My 3 year old has been on the other side of the door knocking and making me “guess who” for five minutes. I’m usually pretty good at acting surprised time after time, but the glass door is really straining my theatrical skills.
Do I hope that my toddler grows up to be an intelligent and fully-functioning member of society? Yes. Do I also hope that he’s still trying to inflate a balloon by holding it two inches in front of his face and blowing toward the hole? Hell yes.
When I randomly walk into a room in my home and find my kids playing quietly together I slowly and silently back out like I’ve stumbled into a den of hungry velociraptors who by some miracle haven’t noticed me yet.
wife: you said you were going to organize the garage during the pandemic
me: I said NEXT pandemic
Yes, let’s group-edit this 3 page Word doc line-by-line on a conference call. That seems efficient.
My son’s teacher just emailed all the parents to say she hoped we had a long and relaxing weekend as if she doesn’t know the kids have been home with us.
I’m on a walk with my 4 year old. There’s not another person in sight. I’ve tapped her on her far shoulder three times already and each time she’s stopped, turned around, and looked confused as hell. We’ve still got a long walk ahead–I’m going to go for the world record.

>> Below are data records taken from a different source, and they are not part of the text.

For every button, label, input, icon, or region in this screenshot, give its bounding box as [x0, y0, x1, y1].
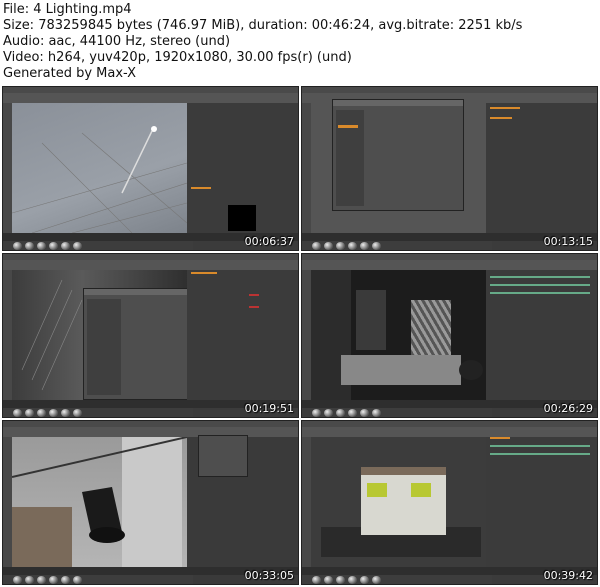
info-header: File: 4 Lighting.mp4 Size: 783259845 byt… — [0, 0, 600, 86]
left-toolbar — [302, 437, 311, 567]
video-info-line: Video: h264, yuv420p, 1920x1080, 30.00 f… — [3, 50, 352, 65]
timestamp: 00:13:15 — [543, 235, 593, 248]
audio-info-line: Audio: aac, 44100 Hz, stereo (und) — [3, 34, 231, 49]
left-toolbar — [3, 103, 12, 233]
timestamp: 00:33:05 — [244, 569, 294, 582]
left-toolbar — [3, 437, 12, 567]
thumbnail-6[interactable]: 00:39:42 — [301, 420, 598, 585]
timestamp: 00:19:51 — [244, 402, 294, 415]
viewport — [12, 437, 187, 567]
timestamp: 00:06:37 — [244, 235, 294, 248]
viewport — [12, 103, 187, 233]
file-size-line: Size: 783259845 bytes (746.97 MiB), dura… — [3, 18, 523, 33]
timestamp: 00:26:29 — [543, 402, 593, 415]
object-manager — [486, 437, 597, 584]
toolbar — [302, 260, 597, 270]
thumbnail-2[interactable]: 00:13:15 — [301, 86, 598, 251]
toolbar — [3, 260, 298, 270]
left-toolbar — [302, 103, 311, 233]
toolbar — [302, 427, 597, 437]
viewport — [311, 437, 486, 567]
thumbnail-1[interactable]: 00:06:37 — [2, 86, 299, 251]
object-manager — [187, 270, 298, 417]
thumbnail-5[interactable]: 00:33:05 — [2, 420, 299, 585]
timestamp: 00:39:42 — [543, 569, 593, 582]
generator-line: Generated by Max-X — [3, 66, 137, 81]
thumbnail-4[interactable]: 00:26:29 — [301, 253, 598, 418]
viewport — [311, 270, 486, 400]
left-toolbar — [302, 270, 311, 400]
file-name-line: File: 4 Lighting.mp4 — [3, 2, 132, 17]
toolbar — [3, 427, 298, 437]
thumbnail-3[interactable]: 00:19:51 — [2, 253, 299, 418]
render-settings-dialog — [332, 99, 464, 211]
context-menu — [198, 435, 248, 477]
toolbar — [3, 93, 298, 103]
left-toolbar — [3, 270, 12, 400]
object-manager — [486, 103, 597, 250]
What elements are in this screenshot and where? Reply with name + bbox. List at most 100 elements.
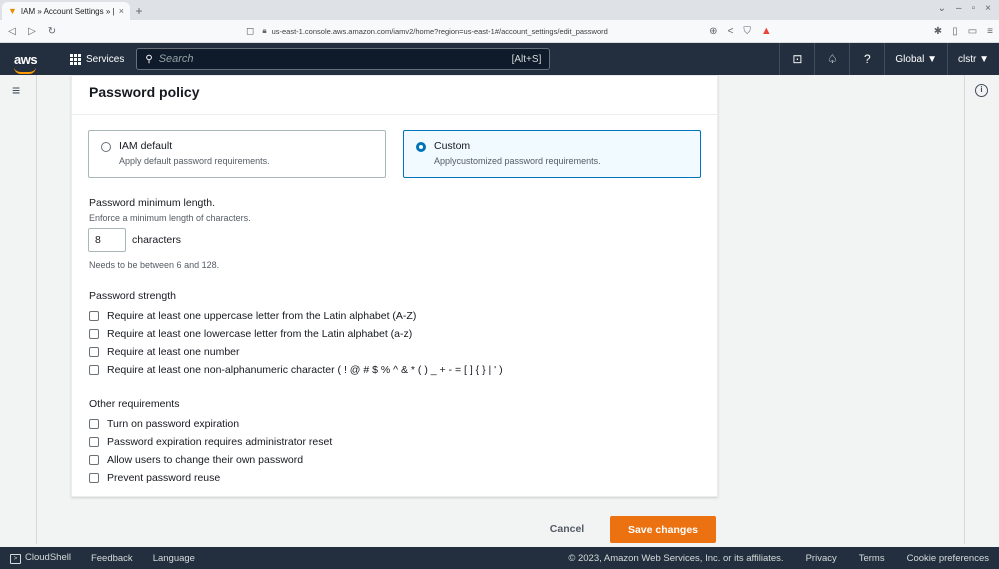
- wallet-icon[interactable]: ▭: [968, 26, 977, 37]
- checkbox-label: Prevent password reuse: [107, 472, 221, 484]
- cloudshell-footer-icon: >: [10, 554, 21, 564]
- back-icon[interactable]: ◁: [6, 26, 18, 37]
- custom-radio[interactable]: [416, 142, 426, 152]
- close-window-icon[interactable]: ×: [985, 3, 991, 14]
- nav-actions: ⊡ ♤ ? Global ▼ clstr ▼: [779, 43, 999, 75]
- strength-lowercase-checkbox[interactable]: Require at least one lowercase letter fr…: [89, 328, 412, 340]
- strength-uppercase-checkbox[interactable]: Require at least one uppercase letter fr…: [89, 310, 416, 322]
- checkbox[interactable]: [89, 311, 99, 321]
- checkbox-label: Require at least one non-alphanumeric ch…: [107, 364, 503, 376]
- region-selector[interactable]: Global ▼: [884, 43, 947, 75]
- console-footer: > CloudShell Feedback Language © 2023, Am…: [0, 547, 999, 569]
- brave-shield-icon[interactable]: ⛉: [743, 26, 751, 37]
- other-requirements-label: Other requirements: [89, 398, 180, 410]
- help-icon[interactable]: ?: [849, 43, 884, 75]
- allow-change-checkbox[interactable]: Allow users to change their own password: [89, 454, 303, 466]
- hamburger-menu-icon[interactable]: ≡: [12, 82, 20, 98]
- cookie-preferences-link[interactable]: Cookie preferences: [907, 553, 989, 564]
- custom-label: Custom: [434, 140, 471, 152]
- language-link[interactable]: Language: [153, 553, 195, 564]
- min-length-hint: Needs to be between 6 and 128.: [89, 260, 220, 270]
- terms-link[interactable]: Terms: [859, 553, 885, 564]
- footer-left: > CloudShell Feedback Language: [10, 552, 195, 564]
- password-strength-label: Password strength: [89, 290, 176, 302]
- address-bar: ◁ ▷ ↻ ◻ 🔒︎ us-east-1.console.aws.amazon.…: [0, 20, 999, 43]
- search-icon: ⚲: [145, 53, 153, 65]
- url-text: us-east-1.console.aws.amazon.com/iamv2/h…: [271, 26, 608, 36]
- checkbox[interactable]: [89, 437, 99, 447]
- share-icon[interactable]: <: [728, 26, 734, 37]
- checkbox[interactable]: [89, 365, 99, 375]
- maximize-icon[interactable]: ▫: [972, 3, 976, 14]
- feedback-link[interactable]: Feedback: [91, 553, 133, 564]
- min-length-unit: characters: [132, 234, 182, 246]
- iam-default-description: Apply default password requirements.: [119, 156, 270, 166]
- search-placeholder: Search: [158, 53, 194, 65]
- iam-default-option[interactable]: IAM default Apply default password requi…: [88, 130, 386, 178]
- custom-option[interactable]: Custom Applycustomized password requirem…: [403, 130, 701, 178]
- cancel-button[interactable]: Cancel: [534, 516, 600, 542]
- checkbox[interactable]: [89, 329, 99, 339]
- close-tab-icon[interactable]: ×: [119, 6, 124, 16]
- left-rail-divider: [36, 75, 37, 544]
- forward-icon[interactable]: ▷: [26, 26, 38, 37]
- reload-icon[interactable]: ↻: [46, 26, 58, 37]
- password-policy-panel: Password policy IAM default Apply defaul…: [71, 75, 718, 497]
- iam-default-radio[interactable]: [101, 142, 111, 152]
- min-length-input[interactable]: [88, 228, 126, 252]
- services-label: Services: [86, 53, 125, 65]
- right-rail-divider: [964, 75, 965, 544]
- checkbox-label: Require at least one number: [107, 346, 240, 358]
- menu-icon[interactable]: ≡: [987, 26, 993, 37]
- cloudshell-link[interactable]: > CloudShell: [10, 552, 71, 564]
- services-menu[interactable]: Services: [70, 53, 125, 65]
- zoom-icon[interactable]: ⊕: [709, 26, 717, 37]
- bookmark-icon[interactable]: ◻: [246, 26, 254, 37]
- brave-rewards-icon[interactable]: ▲: [761, 25, 772, 37]
- checkbox[interactable]: [89, 347, 99, 357]
- checkbox[interactable]: [89, 473, 99, 483]
- search-input[interactable]: ⚲ Search [Alt+S]: [136, 48, 551, 70]
- min-length-description: Enforce a minimum length of characters.: [89, 213, 251, 223]
- new-tab-button[interactable]: +: [130, 2, 148, 20]
- services-grid-icon: [70, 53, 81, 65]
- checkbox[interactable]: [89, 419, 99, 429]
- strength-number-checkbox[interactable]: Require at least one number: [89, 346, 240, 358]
- aws-favicon-icon: ▼: [8, 6, 17, 16]
- browser-extension-icons: ✱ ▯ ▭ ≡: [934, 26, 993, 37]
- minimize-icon[interactable]: –: [956, 3, 962, 14]
- checkbox-label: Require at least one uppercase letter fr…: [107, 310, 417, 322]
- info-panel-icon[interactable]: i: [975, 84, 988, 97]
- sidebar-icon[interactable]: ▯: [952, 26, 958, 37]
- notifications-bell-icon[interactable]: ♤: [814, 43, 849, 75]
- checkbox-label: Allow users to change their own password: [107, 454, 304, 466]
- privacy-link[interactable]: Privacy: [806, 553, 837, 564]
- browser-tab-title: IAM » Account Settings » |: [20, 6, 115, 16]
- browser-tab[interactable]: ▼ IAM » Account Settings » | ×: [2, 2, 130, 20]
- browser-tab-bar: ▼ IAM » Account Settings » | × + ⌄ – ▫ ×: [0, 0, 999, 20]
- account-menu[interactable]: clstr ▼: [946, 43, 999, 75]
- aws-logo[interactable]: aws: [0, 52, 44, 74]
- custom-description: Applycustomized password requirements.: [434, 156, 601, 166]
- footer-right: © 2023, Amazon Web Services, Inc. or its…: [568, 553, 989, 564]
- copyright-text: © 2023, Amazon Web Services, Inc. or its…: [568, 552, 784, 564]
- admin-reset-checkbox[interactable]: Password expiration requires administrat…: [89, 436, 332, 448]
- url-field[interactable]: 🔒︎ us-east-1.console.aws.amazon.com/iamv…: [262, 26, 608, 36]
- search-shortcut: [Alt+S]: [511, 53, 542, 65]
- panel-divider: [72, 114, 717, 115]
- strength-symbol-checkbox[interactable]: Require at least one non-alphanumeric ch…: [89, 364, 503, 376]
- extensions-icon[interactable]: ✱: [934, 26, 942, 37]
- checkbox-label: Require at least one lowercase letter fr…: [107, 328, 413, 340]
- prevent-reuse-checkbox[interactable]: Prevent password reuse: [89, 472, 220, 484]
- address-bar-actions: ⊕ < ⛉ ▲: [709, 25, 776, 37]
- aws-top-nav: aws Services ⚲ Search [Alt+S] ⊡ ♤ ? Glob…: [0, 43, 999, 75]
- window-controls: ⌄ – ▫ ×: [930, 3, 999, 18]
- cloudshell-icon[interactable]: ⊡: [779, 43, 814, 75]
- iam-default-label: IAM default: [119, 140, 173, 152]
- tab-list-chevron-icon[interactable]: ⌄: [938, 3, 946, 14]
- checkbox[interactable]: [89, 455, 99, 465]
- save-changes-button[interactable]: Save changes: [610, 516, 716, 543]
- cloudshell-label: CloudShell: [25, 552, 71, 563]
- min-length-label: Password minimum length.: [89, 197, 216, 209]
- expiration-checkbox[interactable]: Turn on password expiration: [89, 418, 239, 430]
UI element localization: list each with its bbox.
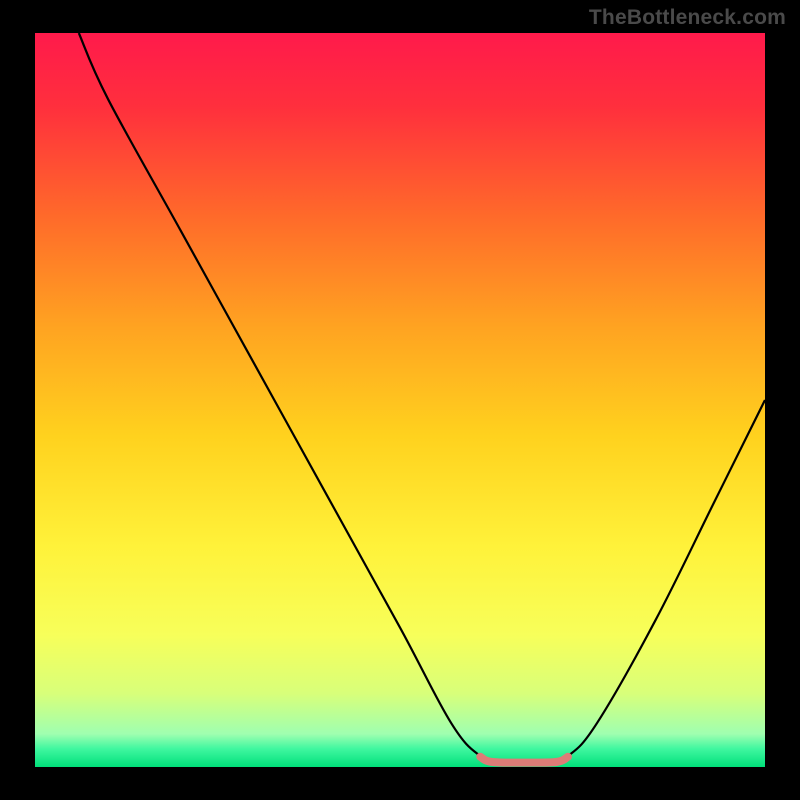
attribution-label: TheBottleneck.com xyxy=(589,6,786,30)
plot-background xyxy=(35,33,765,767)
chart-frame: TheBottleneck.com xyxy=(0,0,800,800)
bottleneck-plot xyxy=(0,0,800,800)
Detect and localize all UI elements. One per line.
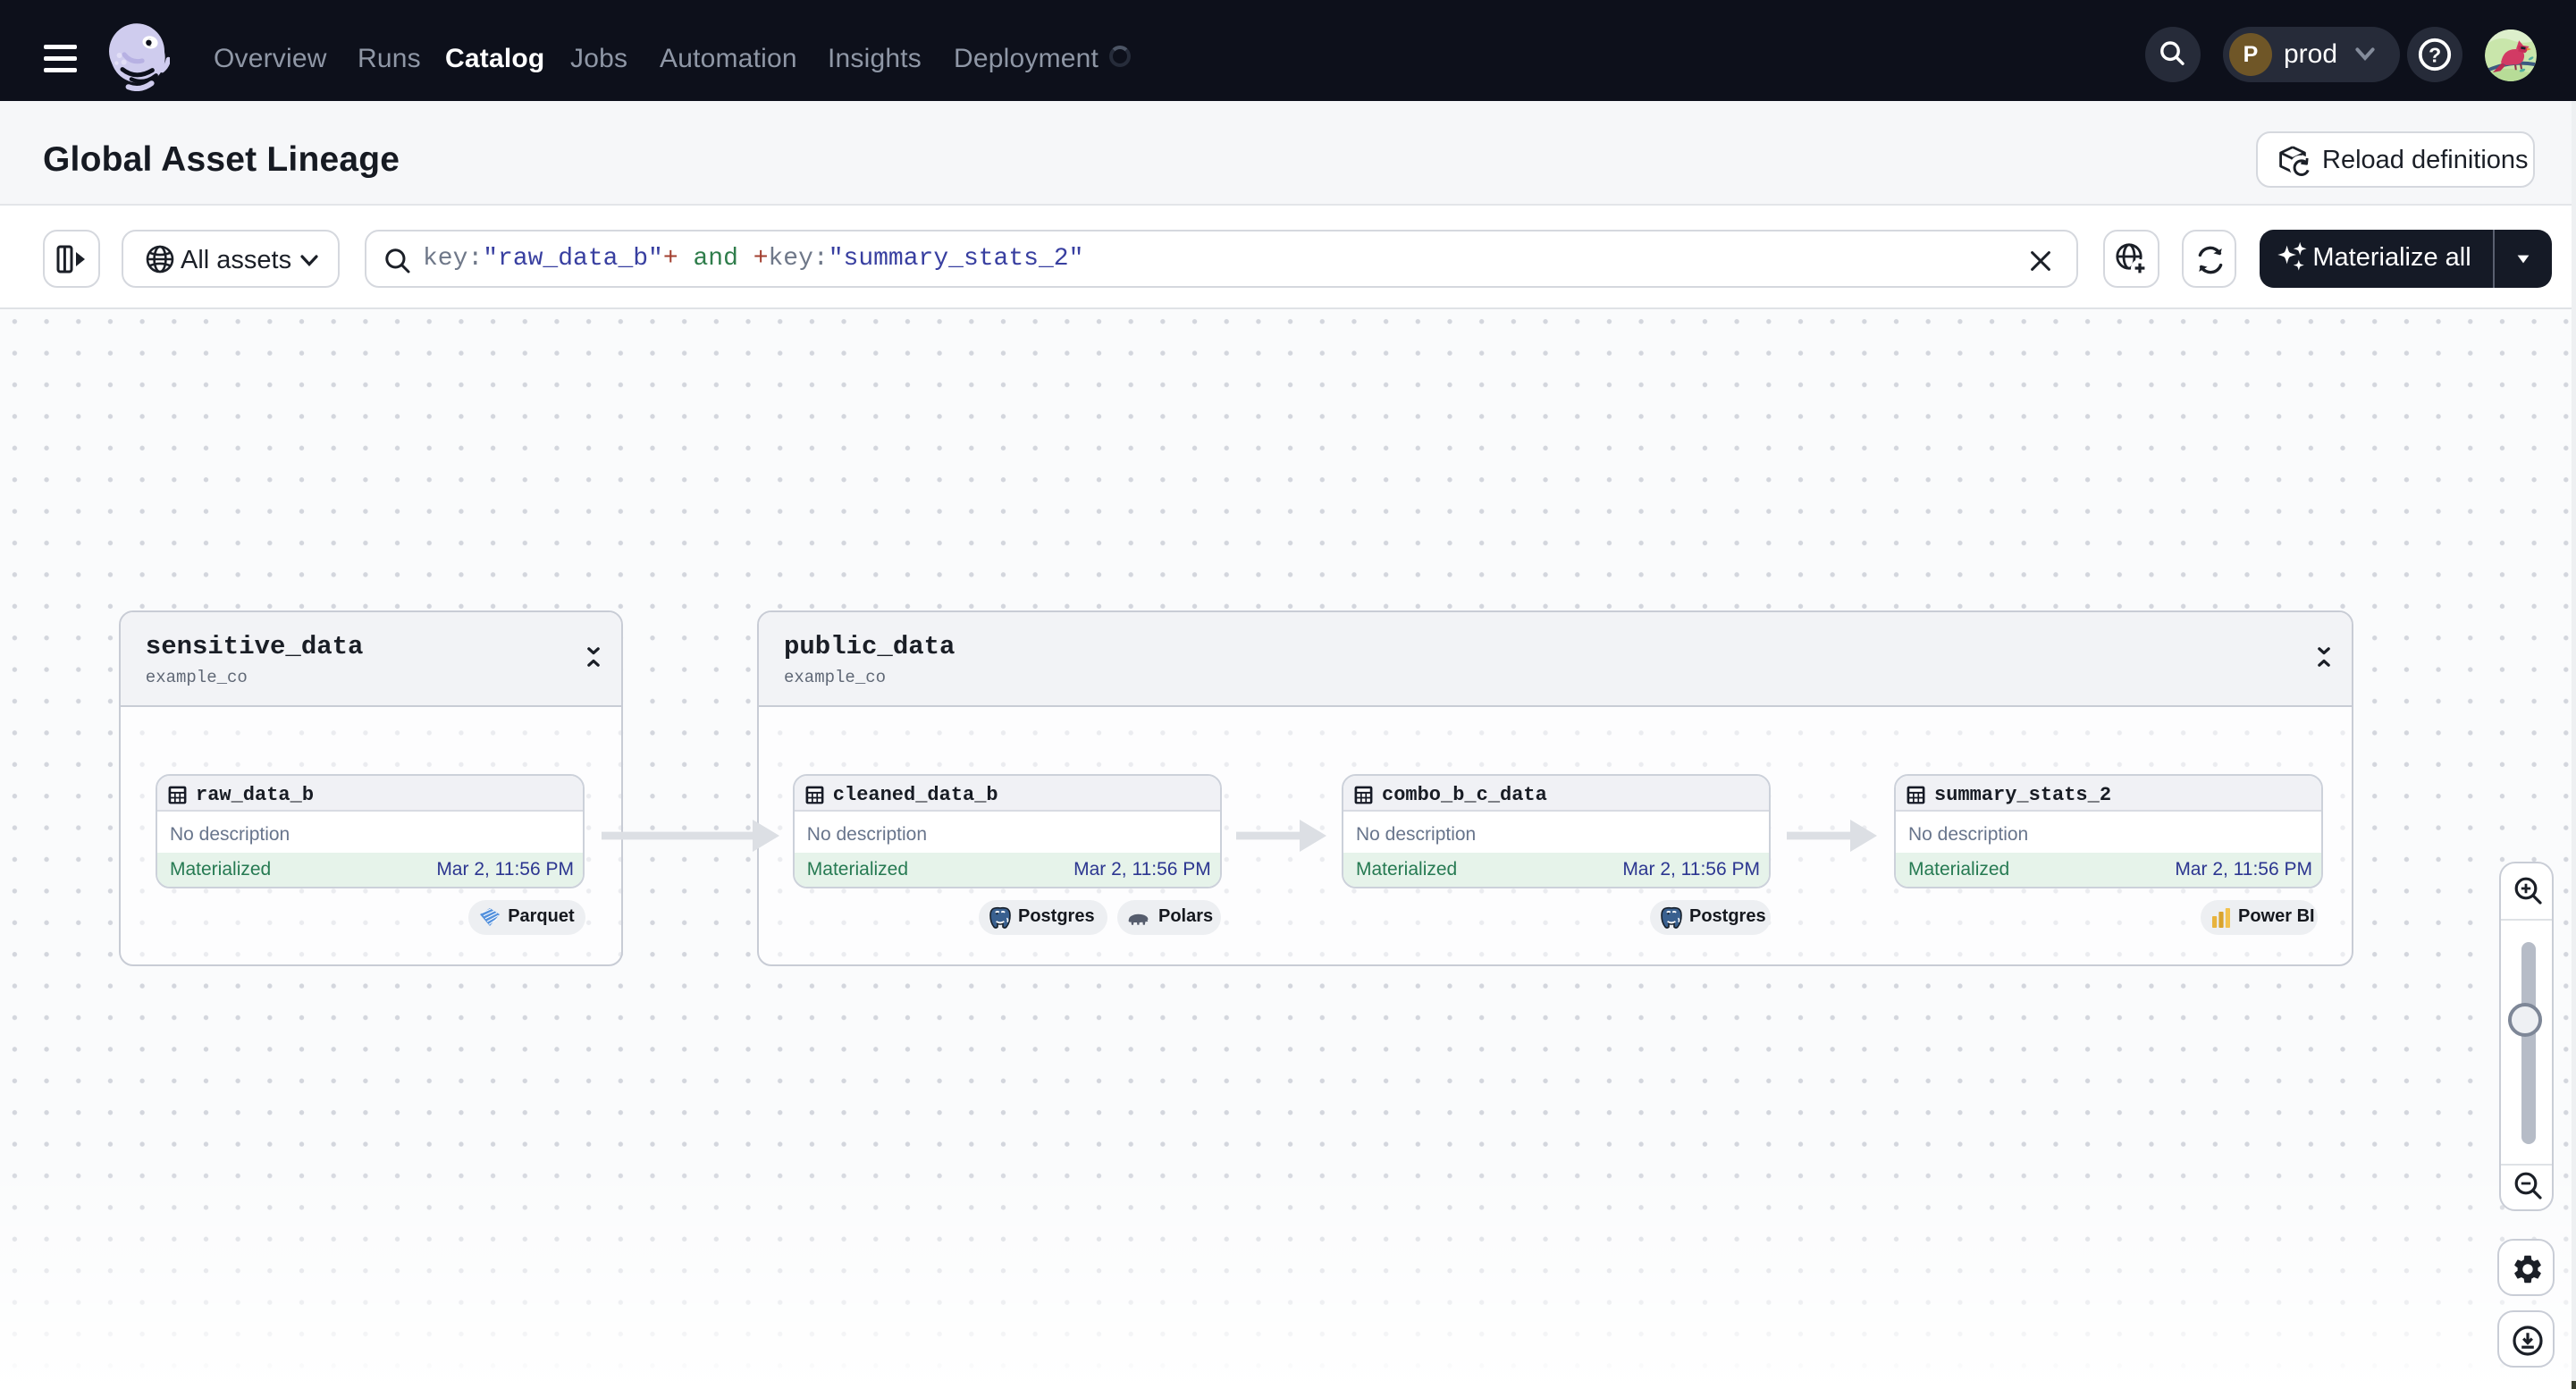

Welcome to parenthood. Bring spare clothing everywhere you go. For the baby, for you, for your spouse, for the cashier at the grocery store, for the person sitting next to you on the plane…
Welcome to parenthood. The expression “slept like a baby” doesn’t mean what you think it means.
I can count the number of times I’ve made my own fireworks on one hand. In fact, I have to.
“2:00! Are you ready for the movie?!?” my son asked. I was not, I told him, not even close. His mom had taught him to tell time. He had taught himself to set the alarm on his watch. But it would be up me to teach him the critical difference between AM and PM.
My favorite new hobby is walking by my four year old and unnecessarily explaining to her whatever the item she’s holding is. “That’s a plate. You use it to hold food when you’re eating.” Her:”I KNOW WHAT A PLATE IS! YOU DON’T HAVE TO TELL ME THAT!”
me: I heard you guys have a rule that kids don’t get a peppermint after the meal if they don’t eat their vegetables–is that true?
waiter: ah, nah, we bring them out either way
kids: YAAAAY!!!
me: thanks, bro
Just got ejected from my son’s little league game for arguing with the ump. I didn’t really care about the call, I just got bored and needed an excuse to leave.
Welcome to parenthood. Your new hobbies are setting fake timers, trying not to scream, and the occasional shower.